I want to be impervious to fads and trends.
Today I was listening to Chuck Colson and Nancy Pearcey's How Now Shall We Live in the car. They mentioned that, as Christians, we can influence society, even among the unconverted, by helping create or sustain moral virtues and taboos. But, they said, it is hard to create taboos in a culture with no moral compass.
I thought not being influenced was a virtue. What I heard in the car checked that value-system of mine. Societal taboos can be a good thing, especially if it's a general discouragement of homosexuality or abortion or divorce.
one of my 3 bookshelves |
On Facebook, the friends I have tend to be book fanatics. You're obsessed with books? Awesome! One of my abnormally zealous friends just confessed that when she house-hunts she rules out places that do not have enough space for her books.
Despite my desire to be above such things, I have shamelessly, willingly fallen into the fad, the trend, the pressure of bibliophilia (though perhaps most of my friends would be better termed "bookworm," per definition). I have chosen to be among this nerdy group because 1) I personally enjoy it, and 2) I highly value literacy.

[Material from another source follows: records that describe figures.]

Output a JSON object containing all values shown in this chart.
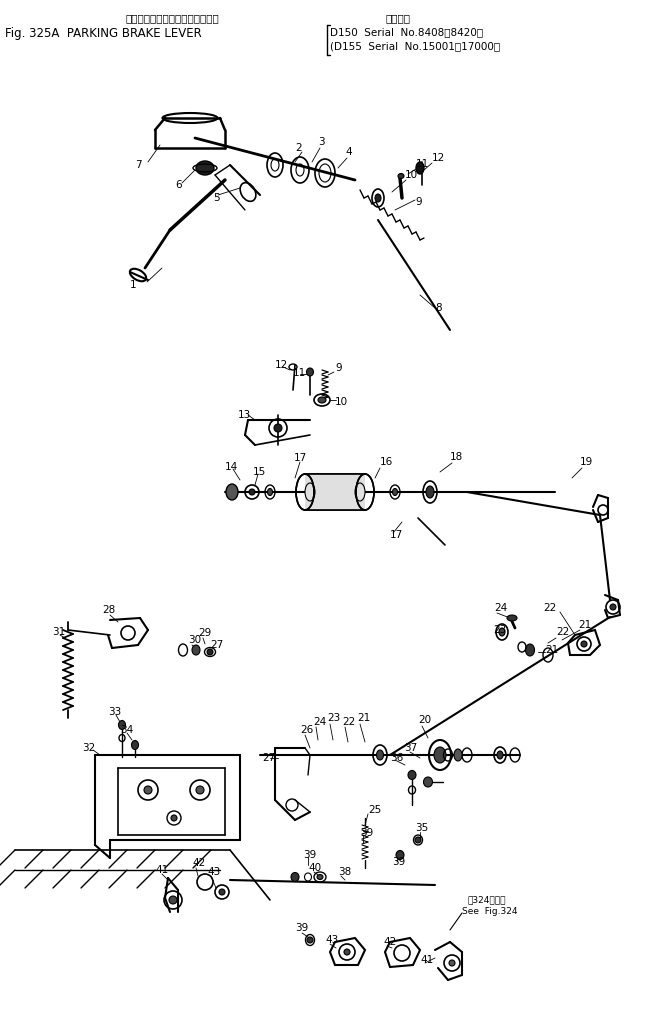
{
  "bg_color": "#ffffff",
  "line_color": "#000000",
  "figsize": [
    6.54,
    10.29
  ],
  "dpi": 100,
  "header": {
    "jp_title": "パーキング　ブレーキ　レバー（",
    "en_title": "Fig. 325A  PARKING BRAKE LEVER",
    "applicable": "適用号機",
    "serial1": "D150  Serial  No.8408～8420）",
    "serial2": "(D155  Serial  No.15001～17000）",
    "see_fig_jp": "第324図参照",
    "see_fig_en": "See  Fig.324"
  }
}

The result has been a ridiculous amount of 25 cent, 50 cent book buys from the local library. I also just finished a great book on Galileo called Galileo's Daughter, which you should read. :-P
So combined with what Colson and Pearcey said and my own experience, my new thought is that perhaps peer pressure is actually a good thing. Perhaps living in a pressure vacume is really a synonym for living in a valueless, morally relative, don't-judge-me-even-when-I'm-wrong society. We just need to choose carefully which pressure we'll succumb to.